Search code examples
perllibxml2

Perl LibXML tidy HTML


I have this HTML snippet in the file: 1.html:

<html><head><meta http-equiv="Content-Type" content="text/html; charset=utf-8"/></head>
<body>
abash
<div>a·bash·ment</span>
<h6>1</h6>
</body>
</html>

In the code above, the tags are not matched(<div> and </span>). I wrote the following XML::LibXML codes to correct and tidy the tags:

use 5.31.3;
use strict;
use warnings FATAL => 'all';
use XML::LibXML;
use utf8::all;
open(my $FH, ">:encoding(UTF-8)", "2.html") or die "Can't open '1.html': $!";
@ARGV = "1.html";
my $parser = XML::LibXML->new();
$parser->recover(1); 
say $FH $parser->parse_html_string(join "", <>)->toStringHTML();

The results is:

<!DOCTYPE html PUBLIC "-//W3C//DTD HTML 4.0 Transitional//EN" "http://www.w3.org/TR/REC-html40/loose.dtd">
<html>
<head><meta http-equiv="Content-Type" content="text/html; charset=utf-8"></head>
<body>
abash
<div>a·bash·ment
</div>
</body>
</html>

As you can see, the content of div tag is not showing properly, which should be the same as the original a·bash·ment.

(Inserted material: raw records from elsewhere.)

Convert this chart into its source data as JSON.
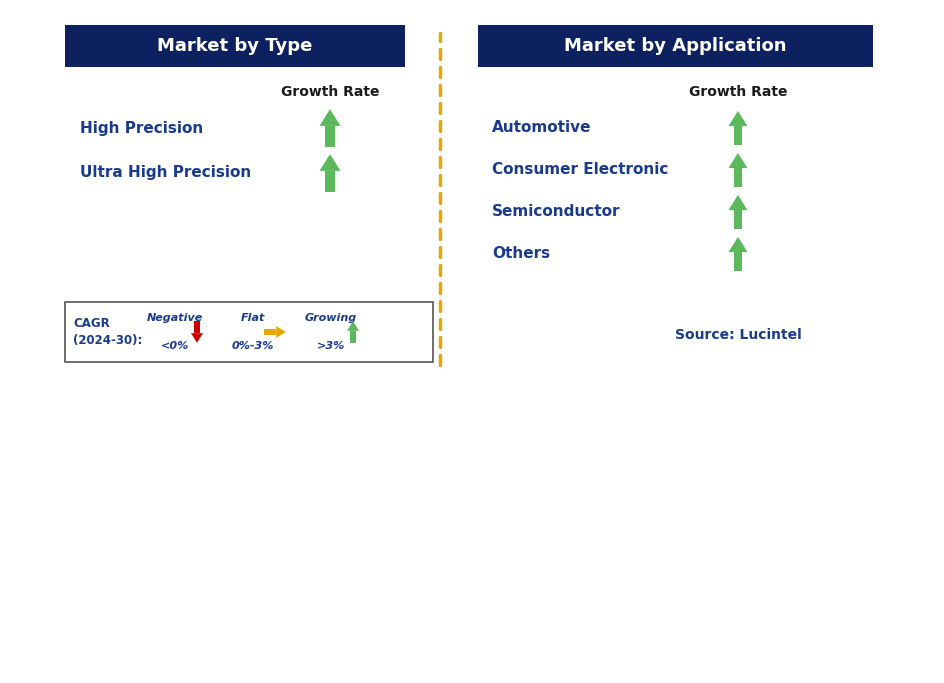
{
  "title_left": "Market by Type",
  "title_right": "Market by Application",
  "title_bg_color": "#0d2060",
  "title_text_color": "#ffffff",
  "left_items": [
    "High Precision",
    "Ultra High Precision"
  ],
  "right_items": [
    "Automotive",
    "Consumer Electronic",
    "Semiconductor",
    "Others"
  ],
  "item_text_color": "#1a3a8c",
  "growth_rate_label": "Growth Rate",
  "growth_rate_color": "#1a1a1a",
  "arrow_up_color": "#5cb85c",
  "arrow_down_color": "#cc0000",
  "arrow_flat_color": "#e6a800",
  "divider_color": "#e6a800",
  "source_text": "Source: Lucintel",
  "source_color": "#1a3a8c",
  "legend_cagr_label": "CAGR\n(2024-30):",
  "legend_negative_label": "Negative",
  "legend_negative_sublabel": "<0%",
  "legend_flat_label": "Flat",
  "legend_flat_sublabel": "0%-3%",
  "legend_growing_label": "Growing",
  "legend_growing_sublabel": ">3%",
  "legend_text_color": "#1a3a8c",
  "bg_color": "#ffffff",
  "fig_width": 9.45,
  "fig_height": 6.83,
  "dpi": 100
}
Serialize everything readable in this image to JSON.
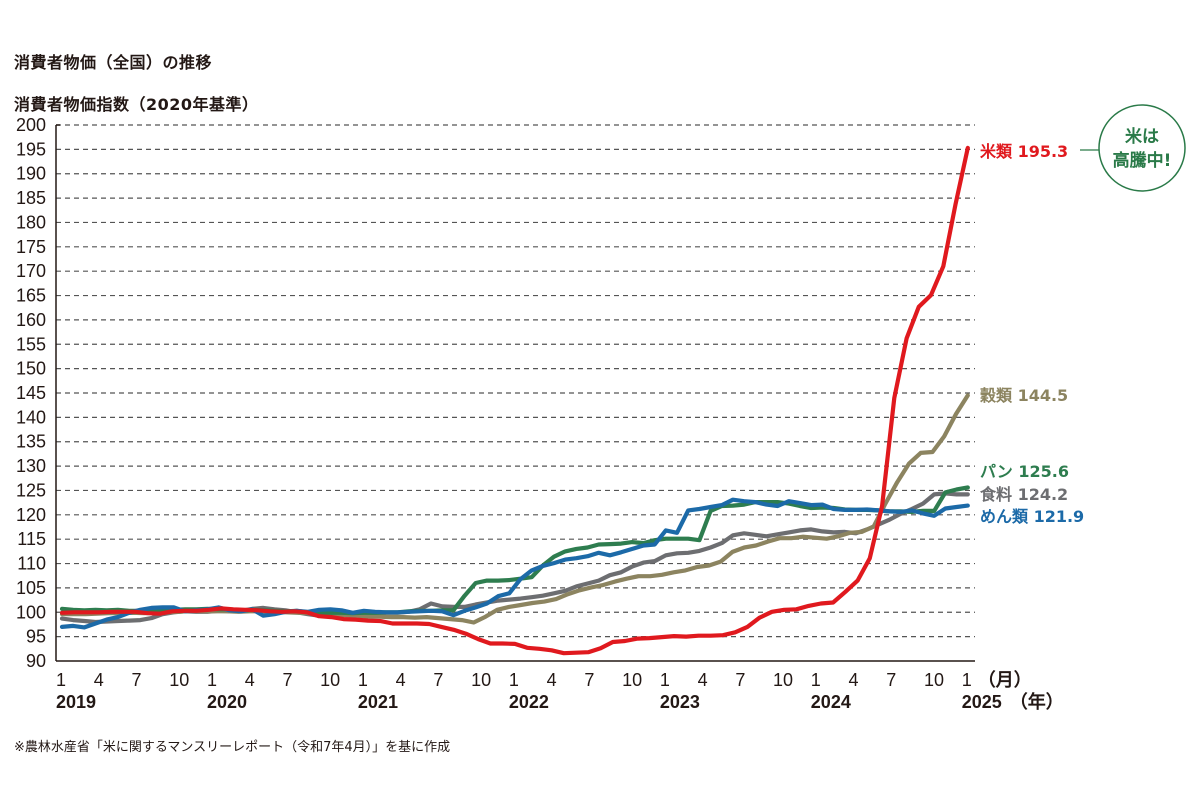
{
  "chart_data": {
    "type": "line",
    "title": "消費者物価（全国）の推移",
    "ylabel": "消費者物価指数（2020年基準）",
    "ylim": [
      90,
      200
    ],
    "ytick_step": 5,
    "yticks": [
      "90",
      "95",
      "100",
      "105",
      "110",
      "115",
      "120",
      "125",
      "130",
      "135",
      "140",
      "145",
      "150",
      "155",
      "160",
      "165",
      "170",
      "175",
      "180",
      "185",
      "190",
      "195",
      "200"
    ],
    "grid": "horizontal-dashed",
    "x_unit_label": "（月）",
    "year_unit_label": "（年）",
    "xticks": [
      "1",
      "4",
      "7",
      "10",
      "1",
      "4",
      "7",
      "10",
      "1",
      "4",
      "7",
      "10",
      "1",
      "4",
      "7",
      "10",
      "1",
      "4",
      "7",
      "10",
      "1",
      "4",
      "7",
      "10",
      "1"
    ],
    "xtick_months_index": [
      0,
      3,
      6,
      9,
      12,
      15,
      18,
      21,
      24,
      27,
      30,
      33,
      36,
      39,
      42,
      45,
      48,
      51,
      54,
      57,
      60,
      63,
      66,
      69,
      72
    ],
    "year_labels": [
      {
        "label": "2019",
        "month_index": 0
      },
      {
        "label": "2020",
        "month_index": 12
      },
      {
        "label": "2021",
        "month_index": 24
      },
      {
        "label": "2022",
        "month_index": 36
      },
      {
        "label": "2023",
        "month_index": 48
      },
      {
        "label": "2024",
        "month_index": 60
      },
      {
        "label": "2025",
        "month_index": 72
      }
    ],
    "x_start": "2019-01",
    "x_end": "2025-01",
    "series": [
      {
        "name": "食料",
        "end_label": "食料 124.2",
        "color": "#6d6e71",
        "values": [
          98.7,
          98.4,
          98.2,
          98.0,
          98.1,
          98.2,
          98.3,
          98.4,
          98.8,
          99.6,
          100.0,
          100.2,
          100.1,
          100.1,
          100.3,
          100.2,
          100.3,
          100.7,
          100.9,
          100.6,
          100.4,
          100.0,
          99.6,
          99.3,
          99.5,
          99.6,
          99.5,
          99.5,
          99.7,
          99.9,
          99.9,
          100.1,
          100.6,
          101.8,
          101.2,
          101.1,
          101.1,
          101.6,
          102.0,
          102.4,
          102.6,
          102.8,
          103.1,
          103.4,
          103.9,
          104.4,
          105.3,
          105.9,
          106.5,
          107.6,
          108.2,
          109.4,
          110.2,
          110.5,
          111.7,
          112.1,
          112.2,
          112.6,
          113.3,
          114.2,
          115.8,
          116.2,
          115.9,
          115.6,
          116.0,
          116.4,
          116.8,
          117.0,
          116.6,
          116.4,
          116.5,
          116.2,
          117.0,
          118.0,
          119.0,
          120.2,
          121.2,
          122.3,
          124.2,
          124.4,
          124.2,
          124.2
        ],
        "end_value": 124.2
      },
      {
        "name": "穀類",
        "end_label": "穀類 144.5",
        "color": "#8c8460",
        "values": [
          99.6,
          99.6,
          99.6,
          99.7,
          99.8,
          99.8,
          99.9,
          99.8,
          99.9,
          100.0,
          100.1,
          100.3,
          100.2,
          100.2,
          100.2,
          100.1,
          100.2,
          100.2,
          100.1,
          100.0,
          99.9,
          99.8,
          99.8,
          99.6,
          99.4,
          99.3,
          99.1,
          99.1,
          99.0,
          99.0,
          98.9,
          99.0,
          98.8,
          98.6,
          98.4,
          97.9,
          99.1,
          100.5,
          101.1,
          101.5,
          101.9,
          102.2,
          102.7,
          103.7,
          104.5,
          105.1,
          105.6,
          106.3,
          106.9,
          107.4,
          107.4,
          107.7,
          108.2,
          108.6,
          109.3,
          109.6,
          110.4,
          112.4,
          113.3,
          113.7,
          114.5,
          115.2,
          115.2,
          115.5,
          115.3,
          115.1,
          115.6,
          116.3,
          116.5,
          117.6,
          122.3,
          126.7,
          130.5,
          132.7,
          132.9,
          136.1,
          140.7,
          144.5
        ],
        "end_value": 144.5
      },
      {
        "name": "パン",
        "end_label": "パン 125.6",
        "color": "#2e7d4f",
        "values": [
          100.7,
          100.5,
          100.4,
          100.5,
          100.4,
          100.5,
          100.3,
          100.3,
          100.4,
          100.5,
          100.5,
          100.6,
          100.6,
          100.7,
          100.6,
          100.6,
          100.3,
          100.5,
          100.4,
          100.3,
          100.2,
          100.3,
          100.0,
          99.9,
          99.9,
          99.9,
          99.8,
          99.9,
          99.9,
          100.0,
          100.0,
          100.2,
          100.3,
          100.3,
          100.4,
          100.4,
          103.4,
          106.0,
          106.5,
          106.5,
          106.6,
          106.9,
          107.2,
          109.6,
          111.4,
          112.5,
          113.0,
          113.3,
          113.9,
          114.0,
          114.1,
          114.4,
          114.2,
          114.8,
          115.1,
          115.1,
          115.1,
          114.8,
          120.8,
          121.8,
          121.9,
          122.1,
          122.6,
          122.6,
          122.6,
          122.3,
          121.8,
          121.4,
          121.5,
          121.4,
          121.1,
          121.0,
          121.0,
          120.9,
          120.7,
          120.7,
          120.6,
          120.8,
          120.8,
          124.6,
          125.2,
          125.6
        ],
        "end_value": 125.6
      },
      {
        "name": "めん類",
        "end_label": "めん類 121.9",
        "color": "#1c6aa8",
        "values": [
          97.0,
          97.2,
          96.9,
          97.7,
          98.5,
          99.0,
          99.9,
          100.5,
          100.9,
          101.0,
          101.0,
          100.2,
          100.4,
          100.6,
          101.0,
          100.4,
          100.2,
          100.6,
          99.3,
          99.6,
          100.1,
          100.3,
          100.1,
          100.5,
          100.6,
          100.4,
          99.9,
          100.3,
          100.1,
          100.0,
          100.0,
          100.1,
          100.2,
          100.3,
          100.2,
          99.4,
          100.3,
          101.0,
          101.8,
          103.3,
          103.9,
          106.8,
          108.6,
          109.5,
          110.1,
          110.8,
          111.1,
          111.5,
          112.2,
          111.7,
          112.3,
          113.0,
          113.7,
          113.9,
          116.8,
          116.3,
          120.9,
          121.2,
          121.6,
          122.0,
          123.1,
          122.8,
          122.6,
          122.1,
          121.8,
          122.8,
          122.4,
          122.0,
          122.1,
          121.2,
          121.0,
          121.0,
          121.1,
          120.9,
          120.7,
          120.6,
          120.9,
          120.3,
          119.8,
          121.3,
          121.6,
          121.9
        ],
        "end_value": 121.9
      },
      {
        "name": "米類",
        "end_label": "米類 195.3",
        "color": "#e0191e",
        "values": [
          99.9,
          100.0,
          100.0,
          100.0,
          100.1,
          100.1,
          100.1,
          99.8,
          99.7,
          100.2,
          100.3,
          100.3,
          100.5,
          100.8,
          100.6,
          100.5,
          100.4,
          100.2,
          100.1,
          100.2,
          100.0,
          99.2,
          99.0,
          98.6,
          98.5,
          98.3,
          98.2,
          97.7,
          97.7,
          97.7,
          97.6,
          97.0,
          96.4,
          95.6,
          94.5,
          93.6,
          93.6,
          93.5,
          92.7,
          92.5,
          92.2,
          91.6,
          91.7,
          91.8,
          92.6,
          93.9,
          94.1,
          94.6,
          94.7,
          94.9,
          95.1,
          95.0,
          95.2,
          95.2,
          95.3,
          95.9,
          97.0,
          98.9,
          100.1,
          100.5,
          100.6,
          101.3,
          101.8,
          102.0,
          104.2,
          106.5,
          111.1,
          121.8,
          144.0,
          156.2,
          162.7,
          165.1,
          171.0,
          183.7,
          195.3
        ],
        "end_value": 195.3
      }
    ]
  },
  "callout": {
    "line1": "米は",
    "line2": "高騰中!",
    "border_color": "#2a7a48"
  },
  "source_note": "※農林水産省「米に関するマンスリーレポート（令和7年4月）」を基に作成"
}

I guess this should be an encoding issue. I'm not sure where to change the encoding settings. Does someone run into this issue before?

Thank you.


Solution

  • According to the documentation copied below, toStringHTML produces an encoded byte string, so you shouldn't be encoding it again. Replace

    open(my $FH, ">:encoding(UTF-8)", "2.html")
    

    with

    open(my $FH, ">:raw", "2.html")
    

    toStringHTML

    $str = $document->toStringHTML();
    

    toStringHTML serialize the tree to a byte string in the document encoding as HTML. With this method indenting is automatic and managed by libxml2 internally.